Olmert told parliament's Foreign Affairs and Defense Committee that Israel has been monitoring Syrian troop movements in recent weeks, Army Radio reported. "We're not interested in friction, and I think the Syrians aren't either," the report quoted him as saying, citing unidentified meeting participants. "I think the tensions in the area will gradually subside."
Foreign news oulets have cited officials and experts as saying the attack targeted some sort of nonconventional weapon, perhaps a joint Syrian-North Korean nuclear project. Syria has denied both, and North Korea has denied a nuclear link with Damascus.
Meanwhile, Israel does not object to Syria taking part in a U.S.-sponsored conference on Palestinian statehood, Israeli officials said on Monday. "The United States is the one that will issue the invitations and that will define the criteria for the invitations, and we have no problem with whomever they decide to invite," Miri Eisin, a spokeswoman for Israeli Prime Minister Ehud Olmert, was quoted as saying by Reuters.

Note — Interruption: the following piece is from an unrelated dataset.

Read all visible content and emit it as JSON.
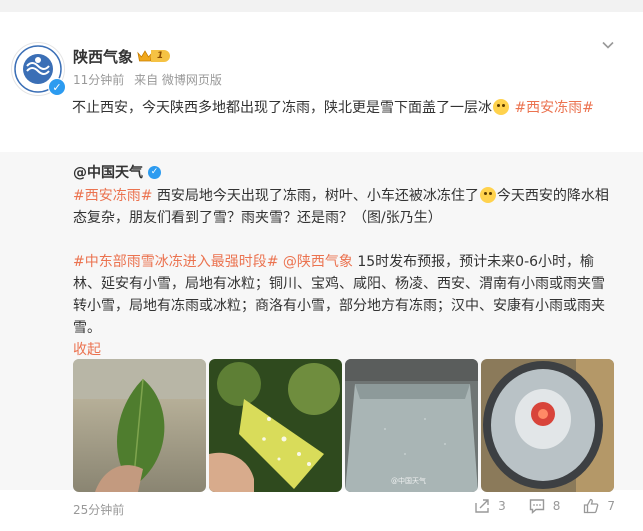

Another senior Israeli official said: "We have no objections to Syria participating as long as the talks stay only on the Palestinian track."
The United States signaled on Sunday it would invite Syria and other Arab countries to the Middle East conference, expected to be held later this year, but it suggested Damascus must renounce violence and genuinely seek an end to the conflict. It is unclear if Syria would agree to attend the conference if Washington imposed conditions on participants.